İslami kurallar toplumda çiğnendiği için bu tür olayların yaşanabileceğine dikkat çeken Çınar Hoca, “Bu insanların suçsuz olduğunu söylemek doğru olmadığı gibi o insanın bu hale gelmesine sebep olan sistemin de suçu vardır. İslami ve insani duyarlılığı olan insanlar bir araya gelip İslam’ın bu tür olayların yaşanmaması için sunduğu çözümlere bakmalıdırlar.

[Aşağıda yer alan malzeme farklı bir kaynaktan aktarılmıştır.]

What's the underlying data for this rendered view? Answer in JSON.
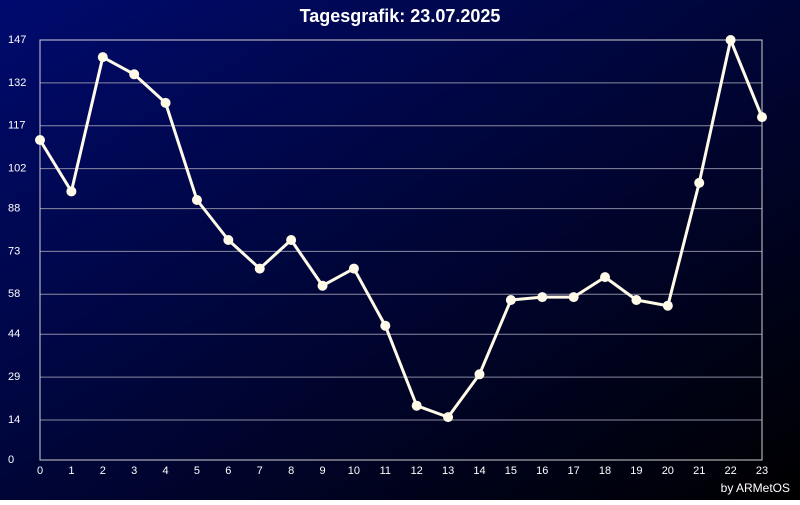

Gerek kılık kıyafette, gerek eğitim sahalarından tutun mahkemelerdeki kaide ve kurallara kadar toplumun birbirleriyle olan ilişkilerinde Kur’an-ı Kerim’de bununla ilgili kurallar vardır. İnsanın insanlarla, insanın nefsiyle, insanın toplumla ve kainatla olan ilişkilerinde Kur’an dışında bir çözüm arayanlar tarihte hep perişan olmuşlardır.

Dünya tarihi ve günümüzde yaşanan olaylar bunun en iyi örneğidir. Dönüşü İslam’da görmeyenlerin kurtuluşu asla mümkün değildir. 

Kainat bir fabrikadır, bu fabrikayı kuran mühendis onun nasıl çalışacağını herkesten çok iyi biliyor. Siz onun koyduğu kurallar dışında bu fabrikayı çalıştırmaya çalıştıkça hem batarsınız, hem bozarsınız” ifadelerini kullandı.

İki vahşet, iki acı tablo

Türkiye’de son günlerde ortaya çıkan cinayetler insanın kanını donduruyor. Cinayete maruz kalanların çocuk olması ve dehşet verici bir şekilde katledilmeleri adeta insanın tüylerini ürpertiyor.